Черкес молча вышел из угла камеры и стал рядом со своим русским другом-абреком. Потом вдруг запрокинул голову, вытянул шею вперед и очень красноречивым жестом провел большим пальцем правой руки по горлу от уха до уха. Дрейзин испуганно квакнул, с неуклюжей поспешностью повернулся к нему спиной и, тесня и напирая на своих подчиненных животом, вперевалку выкатился из камеры в коридор…

Разговоров об абреках, а тем более если они сопровождаются угрозами, северо-кавказские энкаведисты очень не любят.

Слова нашего старосты Пронина о сне и голоде, которыми он ответил Дрейзину, вполне соответствовали действительности, так же, как, впрочем, и шутка Дрейзина. Главное, чем мы "занимались" в камере, был голод, а бороться против него нам помогал сон. Получаемый нами скудный тюремный паек состоял из кружки кипятка с двумя кусочками (15 граммов) сахара и 350 граммов тяжелого и водянистого, очень плохо выпеченного хлеба грязно-коричневого цвета. По объему он был не больше кулака среднего человека. Если сжать та кой кусок в руке, то из него потечет мутная коричневатая жижа. В полдень мы получали еще по миске так называемой баланды — жиденького супа с мучной заболткой, несколькими крупинками, и без всяких признаков жира. И это на весь день!
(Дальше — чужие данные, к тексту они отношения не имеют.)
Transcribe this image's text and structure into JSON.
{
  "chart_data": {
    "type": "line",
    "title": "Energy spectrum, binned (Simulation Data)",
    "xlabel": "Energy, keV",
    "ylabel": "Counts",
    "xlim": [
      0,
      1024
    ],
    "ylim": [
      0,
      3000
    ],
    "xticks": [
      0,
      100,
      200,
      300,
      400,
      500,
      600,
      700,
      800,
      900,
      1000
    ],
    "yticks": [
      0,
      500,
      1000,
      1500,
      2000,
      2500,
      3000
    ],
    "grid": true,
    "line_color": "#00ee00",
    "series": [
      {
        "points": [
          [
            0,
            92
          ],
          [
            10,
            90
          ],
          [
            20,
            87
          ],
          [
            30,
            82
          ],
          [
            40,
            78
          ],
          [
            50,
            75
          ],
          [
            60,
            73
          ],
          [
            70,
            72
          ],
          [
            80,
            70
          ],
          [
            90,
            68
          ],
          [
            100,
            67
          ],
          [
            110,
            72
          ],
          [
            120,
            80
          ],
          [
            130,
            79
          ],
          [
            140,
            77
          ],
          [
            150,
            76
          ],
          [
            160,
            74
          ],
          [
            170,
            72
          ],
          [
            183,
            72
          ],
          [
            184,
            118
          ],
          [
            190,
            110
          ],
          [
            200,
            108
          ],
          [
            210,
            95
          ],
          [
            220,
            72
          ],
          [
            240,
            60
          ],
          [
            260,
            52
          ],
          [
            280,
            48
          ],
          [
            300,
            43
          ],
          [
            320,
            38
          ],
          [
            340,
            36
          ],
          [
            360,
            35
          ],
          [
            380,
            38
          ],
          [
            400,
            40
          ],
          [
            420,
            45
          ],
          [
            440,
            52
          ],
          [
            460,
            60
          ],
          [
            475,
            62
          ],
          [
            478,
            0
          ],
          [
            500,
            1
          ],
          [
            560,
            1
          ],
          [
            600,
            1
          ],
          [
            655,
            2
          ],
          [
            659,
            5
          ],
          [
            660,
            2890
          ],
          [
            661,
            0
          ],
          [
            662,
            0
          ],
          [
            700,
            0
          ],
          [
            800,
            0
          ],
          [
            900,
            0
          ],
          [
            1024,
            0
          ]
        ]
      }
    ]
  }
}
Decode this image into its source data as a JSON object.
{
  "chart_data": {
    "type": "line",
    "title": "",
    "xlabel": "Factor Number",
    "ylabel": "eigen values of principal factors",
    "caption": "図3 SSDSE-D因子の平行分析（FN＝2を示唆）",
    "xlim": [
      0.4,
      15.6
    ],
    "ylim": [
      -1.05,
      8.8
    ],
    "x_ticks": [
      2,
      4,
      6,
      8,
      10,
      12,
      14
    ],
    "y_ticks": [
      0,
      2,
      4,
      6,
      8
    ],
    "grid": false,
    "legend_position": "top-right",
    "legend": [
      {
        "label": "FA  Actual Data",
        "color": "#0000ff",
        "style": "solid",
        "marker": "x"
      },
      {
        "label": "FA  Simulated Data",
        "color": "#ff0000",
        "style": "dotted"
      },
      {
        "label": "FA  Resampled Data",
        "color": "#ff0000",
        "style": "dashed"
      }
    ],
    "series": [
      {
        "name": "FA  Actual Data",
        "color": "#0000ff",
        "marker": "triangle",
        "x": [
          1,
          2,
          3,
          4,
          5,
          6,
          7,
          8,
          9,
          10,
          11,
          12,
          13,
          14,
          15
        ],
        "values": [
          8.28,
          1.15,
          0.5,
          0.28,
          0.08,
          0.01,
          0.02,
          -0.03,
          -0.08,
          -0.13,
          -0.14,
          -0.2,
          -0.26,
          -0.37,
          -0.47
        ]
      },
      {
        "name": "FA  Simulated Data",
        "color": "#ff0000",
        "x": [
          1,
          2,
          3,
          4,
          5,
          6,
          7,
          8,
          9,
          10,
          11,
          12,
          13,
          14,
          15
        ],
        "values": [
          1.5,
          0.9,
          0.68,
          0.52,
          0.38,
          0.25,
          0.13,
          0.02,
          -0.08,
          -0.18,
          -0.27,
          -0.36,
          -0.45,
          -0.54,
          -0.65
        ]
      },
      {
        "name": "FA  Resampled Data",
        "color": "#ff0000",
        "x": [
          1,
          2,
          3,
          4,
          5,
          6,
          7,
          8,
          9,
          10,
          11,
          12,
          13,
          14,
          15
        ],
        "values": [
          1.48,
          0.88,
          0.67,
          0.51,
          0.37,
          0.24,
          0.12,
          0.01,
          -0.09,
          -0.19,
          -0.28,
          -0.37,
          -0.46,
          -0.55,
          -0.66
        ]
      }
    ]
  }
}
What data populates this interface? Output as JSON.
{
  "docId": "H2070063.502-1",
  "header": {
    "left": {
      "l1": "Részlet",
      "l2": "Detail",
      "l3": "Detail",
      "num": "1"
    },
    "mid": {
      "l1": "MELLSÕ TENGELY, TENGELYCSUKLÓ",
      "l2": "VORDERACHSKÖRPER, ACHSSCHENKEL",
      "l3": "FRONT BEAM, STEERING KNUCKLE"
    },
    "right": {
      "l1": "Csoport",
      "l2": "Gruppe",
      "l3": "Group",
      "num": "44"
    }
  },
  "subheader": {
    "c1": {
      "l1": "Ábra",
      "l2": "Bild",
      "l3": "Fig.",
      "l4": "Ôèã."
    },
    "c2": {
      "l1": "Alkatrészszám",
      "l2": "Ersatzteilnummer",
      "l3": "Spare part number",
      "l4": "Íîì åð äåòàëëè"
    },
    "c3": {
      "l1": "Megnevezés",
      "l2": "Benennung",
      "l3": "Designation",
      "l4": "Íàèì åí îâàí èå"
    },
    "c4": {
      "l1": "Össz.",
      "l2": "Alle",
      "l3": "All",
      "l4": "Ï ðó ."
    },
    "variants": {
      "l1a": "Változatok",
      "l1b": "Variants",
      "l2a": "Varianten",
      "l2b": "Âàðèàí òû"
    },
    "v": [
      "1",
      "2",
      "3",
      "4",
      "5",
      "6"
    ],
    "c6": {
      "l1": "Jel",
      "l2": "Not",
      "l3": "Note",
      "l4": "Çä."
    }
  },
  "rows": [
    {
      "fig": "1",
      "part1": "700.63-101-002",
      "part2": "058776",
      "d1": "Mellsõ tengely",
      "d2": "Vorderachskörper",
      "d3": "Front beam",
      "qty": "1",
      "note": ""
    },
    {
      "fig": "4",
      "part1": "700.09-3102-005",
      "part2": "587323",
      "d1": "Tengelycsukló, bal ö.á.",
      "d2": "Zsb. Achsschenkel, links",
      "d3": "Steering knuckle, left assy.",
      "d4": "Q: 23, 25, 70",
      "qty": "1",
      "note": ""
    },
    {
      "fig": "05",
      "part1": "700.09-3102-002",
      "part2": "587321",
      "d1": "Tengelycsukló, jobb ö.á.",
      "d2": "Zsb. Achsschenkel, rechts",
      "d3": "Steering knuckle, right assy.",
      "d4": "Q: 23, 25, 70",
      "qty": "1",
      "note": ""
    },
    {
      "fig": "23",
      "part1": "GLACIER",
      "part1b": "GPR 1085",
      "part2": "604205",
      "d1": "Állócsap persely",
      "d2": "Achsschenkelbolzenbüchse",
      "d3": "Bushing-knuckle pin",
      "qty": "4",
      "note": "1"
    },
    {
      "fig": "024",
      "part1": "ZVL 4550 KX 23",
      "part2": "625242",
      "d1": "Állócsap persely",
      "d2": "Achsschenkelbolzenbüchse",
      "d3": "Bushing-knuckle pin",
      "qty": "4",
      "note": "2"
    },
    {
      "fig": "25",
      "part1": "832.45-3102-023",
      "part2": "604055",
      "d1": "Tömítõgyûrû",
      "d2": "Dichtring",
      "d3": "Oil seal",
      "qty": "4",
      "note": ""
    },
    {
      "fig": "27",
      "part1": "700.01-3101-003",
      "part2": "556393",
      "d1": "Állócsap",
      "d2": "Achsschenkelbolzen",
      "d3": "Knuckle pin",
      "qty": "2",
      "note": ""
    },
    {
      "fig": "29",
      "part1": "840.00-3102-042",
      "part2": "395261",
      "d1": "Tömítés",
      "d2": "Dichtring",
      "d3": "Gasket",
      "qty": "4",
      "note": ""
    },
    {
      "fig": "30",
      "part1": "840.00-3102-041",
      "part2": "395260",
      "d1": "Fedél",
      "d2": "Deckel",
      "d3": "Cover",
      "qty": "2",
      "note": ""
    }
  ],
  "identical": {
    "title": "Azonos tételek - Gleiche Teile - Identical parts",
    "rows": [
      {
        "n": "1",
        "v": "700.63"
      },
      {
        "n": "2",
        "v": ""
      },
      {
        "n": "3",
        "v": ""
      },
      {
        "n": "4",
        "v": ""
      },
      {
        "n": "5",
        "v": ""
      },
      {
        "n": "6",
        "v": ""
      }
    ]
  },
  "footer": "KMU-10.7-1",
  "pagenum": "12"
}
Такого количества, как говорят в тюрьме, "обезжиренных" продуктов заключенному нехватало даже на то, чтобы "обмануть голод". Принимать передачи с воли для нас, строжайше от нес изолированных, тюремщикам было запрещено. Вообще передачи подследственным, обвиняемым по 58 статье, редкое явление в советских тюрьмах, допускаемое следователями лишь в исключительных случаях. А таких случаев обычно два: или заключенный так истощен, что не может выжить на тюремном пайке до окончания следствия или же он "помогает следствию", т. е. признается во всем, что от него требуют и ложно оговаривает десятки своих родственников и знакомых.

Каждый из "настоящих" старался побольше спать, забыться от голода и "обмануть" его во сне, одновременно предохраняя этим свой организм от полного и окончательного истощения. Это удавалось, когда им не снились мучительные "голодные сны", переполненные едой, от которых так тяжело просыпаться. Мне они снились довольно часто, несмотря на то, что я был истощен меньше, чем остальные мои сокамерники. Ведь до того, как я попал сюда, обитатели камеры урок меня, все-таки, подкармливали!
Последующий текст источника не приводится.